Ora bolas, eu bem que já desconfiava dessa fraqueza e impossibilidade humanas aos 16 anos, quando comentei, com uma sinceridade e espontaneidade contrangedora para o Luís, meu professor querido de História: - Professor, tenho pensado muito em você, acho que estou apaixonada...mas não gostaria de estar. – Não se preocupe, é natural esse tipo de paixão com sua idade, passa logo. Eu retruquei: - Não é isso, não é o estar apaixonada que me preocupa, é que eu não queria “precisar de você" pra me apaixonar.

sábado, 20 de fevereiro de 2010

sexta-feira, 29 de janeiro de 2010

A Professora de História

- Você é professora de História?

- Não.

Depois da pergunta, reinou um silêncio entre nós, sentadas lado a lado naquela minúscula sala de espera, à espera do atendimento da Dra. Ana Maria, nossa psiquiatra.

De soslaio, olhei para ela, que aparentava mais tristeza que angústia, e eu, ao contrário, mais angustiada que triste, se é que há diferença entre o substantivo e o adjetivo nessas circunstâncias.

Para parecer solidária e educada, perguntei: - E você? É professora de História?

A última resposta que pensei foi a que ela deu: - Sou, dou aula no Ensino Médio.

- Ah, legal, disse, querendo ser simpática, mas sem entender nada.

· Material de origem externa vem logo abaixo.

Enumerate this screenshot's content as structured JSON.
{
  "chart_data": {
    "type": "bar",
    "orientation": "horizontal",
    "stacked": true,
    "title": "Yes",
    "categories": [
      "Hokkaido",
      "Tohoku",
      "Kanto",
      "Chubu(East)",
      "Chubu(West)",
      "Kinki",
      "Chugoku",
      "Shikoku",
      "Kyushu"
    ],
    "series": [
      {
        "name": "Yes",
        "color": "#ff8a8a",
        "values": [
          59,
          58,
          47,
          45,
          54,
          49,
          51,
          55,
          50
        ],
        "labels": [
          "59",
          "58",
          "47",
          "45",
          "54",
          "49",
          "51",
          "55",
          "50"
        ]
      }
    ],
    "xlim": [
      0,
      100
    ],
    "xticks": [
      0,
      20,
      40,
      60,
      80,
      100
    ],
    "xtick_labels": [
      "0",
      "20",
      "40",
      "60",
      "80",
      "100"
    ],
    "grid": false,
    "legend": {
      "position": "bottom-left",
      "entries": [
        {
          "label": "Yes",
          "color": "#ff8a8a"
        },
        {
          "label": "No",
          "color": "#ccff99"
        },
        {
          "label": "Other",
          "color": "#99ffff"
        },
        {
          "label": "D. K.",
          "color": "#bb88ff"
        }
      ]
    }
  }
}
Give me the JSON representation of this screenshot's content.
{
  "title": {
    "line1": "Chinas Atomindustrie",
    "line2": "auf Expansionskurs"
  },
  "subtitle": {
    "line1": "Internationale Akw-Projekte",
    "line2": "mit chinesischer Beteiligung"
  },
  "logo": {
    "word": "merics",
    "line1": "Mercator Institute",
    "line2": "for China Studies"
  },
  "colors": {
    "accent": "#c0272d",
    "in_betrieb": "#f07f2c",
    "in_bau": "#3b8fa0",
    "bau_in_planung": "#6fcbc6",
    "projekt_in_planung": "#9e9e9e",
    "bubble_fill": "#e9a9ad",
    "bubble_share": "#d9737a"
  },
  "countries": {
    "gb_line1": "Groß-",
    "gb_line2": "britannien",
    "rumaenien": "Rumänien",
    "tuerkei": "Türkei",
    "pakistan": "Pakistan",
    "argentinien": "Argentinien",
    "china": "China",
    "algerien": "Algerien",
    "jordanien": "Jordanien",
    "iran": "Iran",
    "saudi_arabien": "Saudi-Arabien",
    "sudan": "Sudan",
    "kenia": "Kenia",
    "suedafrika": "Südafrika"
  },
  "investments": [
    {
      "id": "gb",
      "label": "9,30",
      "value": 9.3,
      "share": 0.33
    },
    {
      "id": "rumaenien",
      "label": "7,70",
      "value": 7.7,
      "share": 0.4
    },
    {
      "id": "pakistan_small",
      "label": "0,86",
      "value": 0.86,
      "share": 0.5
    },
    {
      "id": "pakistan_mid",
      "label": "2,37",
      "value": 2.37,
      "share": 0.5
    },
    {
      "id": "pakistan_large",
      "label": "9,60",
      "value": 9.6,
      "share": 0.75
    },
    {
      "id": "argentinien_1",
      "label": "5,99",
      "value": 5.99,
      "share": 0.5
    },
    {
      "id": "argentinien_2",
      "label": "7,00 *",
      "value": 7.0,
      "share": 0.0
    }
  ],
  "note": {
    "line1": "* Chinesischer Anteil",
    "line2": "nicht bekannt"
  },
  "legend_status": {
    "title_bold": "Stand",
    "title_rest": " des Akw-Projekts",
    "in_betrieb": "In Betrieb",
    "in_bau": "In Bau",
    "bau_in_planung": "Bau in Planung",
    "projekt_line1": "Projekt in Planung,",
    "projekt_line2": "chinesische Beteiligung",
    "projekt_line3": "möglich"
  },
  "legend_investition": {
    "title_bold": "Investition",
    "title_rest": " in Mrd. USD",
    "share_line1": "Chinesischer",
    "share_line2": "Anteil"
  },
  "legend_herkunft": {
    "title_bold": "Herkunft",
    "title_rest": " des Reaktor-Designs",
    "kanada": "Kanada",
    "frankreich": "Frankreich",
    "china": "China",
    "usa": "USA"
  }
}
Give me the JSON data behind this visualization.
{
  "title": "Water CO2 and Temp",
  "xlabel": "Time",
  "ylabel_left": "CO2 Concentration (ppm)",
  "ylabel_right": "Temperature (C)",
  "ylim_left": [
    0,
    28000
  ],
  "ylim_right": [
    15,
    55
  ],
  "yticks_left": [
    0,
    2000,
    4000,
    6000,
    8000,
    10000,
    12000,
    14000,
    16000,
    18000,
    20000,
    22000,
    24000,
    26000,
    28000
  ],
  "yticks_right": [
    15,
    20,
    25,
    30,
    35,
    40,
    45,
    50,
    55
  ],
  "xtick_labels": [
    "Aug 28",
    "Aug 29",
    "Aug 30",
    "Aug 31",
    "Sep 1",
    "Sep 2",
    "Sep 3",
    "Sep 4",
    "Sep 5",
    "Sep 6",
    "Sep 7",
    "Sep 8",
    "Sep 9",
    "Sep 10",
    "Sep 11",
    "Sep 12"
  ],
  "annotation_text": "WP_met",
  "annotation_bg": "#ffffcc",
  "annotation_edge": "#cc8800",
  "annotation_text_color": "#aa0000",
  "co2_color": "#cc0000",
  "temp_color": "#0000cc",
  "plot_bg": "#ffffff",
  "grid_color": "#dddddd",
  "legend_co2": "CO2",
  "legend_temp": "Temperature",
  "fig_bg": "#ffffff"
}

Essa moça tá doida. Então ela é que era professora? E porque será que ela achou que eu fosse professora também? Olhei pra mim e pra ela, tentando fazer uma comparação, mas nada em nós nos tornava pessoas afins ou minimamente parecidas: ela era uma moça nova, mas cansada da vida ou de tudo; eu, embora com problemas de ansiedade, demonstrava alegria e faceirice e uma certa autosuficiência e prepotência, me achando superior a ela anos luz.
No mais, ela tinha uma pele amarelada, óculos de grau na cara, roupa chinfrim, enfim, parecia mesmo uma professorinha de quinta; eu, bronzeada, bem vestida, poderia ser identificada com qualquer dessas celebridadades instantâneas.

De repente, apareceu na porta do lado do corredor, um homem e chamou por ela:

- Lívia, vamos?

- Mas como, se eu ainda não fui atendida?

- Vamos, meu bem...você se esqueceu? Você foi atendida, não se lembra? Como que veio parar aqui novamente, sua fujona?

Ele encostou nela, deu-lhe um beijo, ela se levantou e seguiu aquele que parecia ser seu marido.

Ao chegar minha vez de ser atendida, comentei o caso com a doutora, me sentindo a neurótica mais certinha da vez, mas ela permaneceu em silêncio, com um sorriso de comiseração nos lábios, fazendo uma ou outra consideração a respeito do que eu comentava.

Ao sair, depois de debulhar todo o meu "rosário" de glórias e algumas queixas, dei um grito: a moça estava lá sentada novamente e sozinha.

Como a médica havia me acompanhado, abraçou-me pelo ombro, fez-me entrar novamente, sentar e tomar água com, imagino, algum desses “mata cavalos” e eu, acho, dormi.

Já acordada e ainda dopada e zonza, me vi na sala da casa de minha mãe, com meu marido ao meu redor, conversando comigo ou tentando conversar.

Minha cabeça rodava e quando tentei levantar, um livro caiu aos meus pés: era um livro de História do Brasil com uma pequena foto no canto à direita, na qual estava estampada a moça da ante-sala.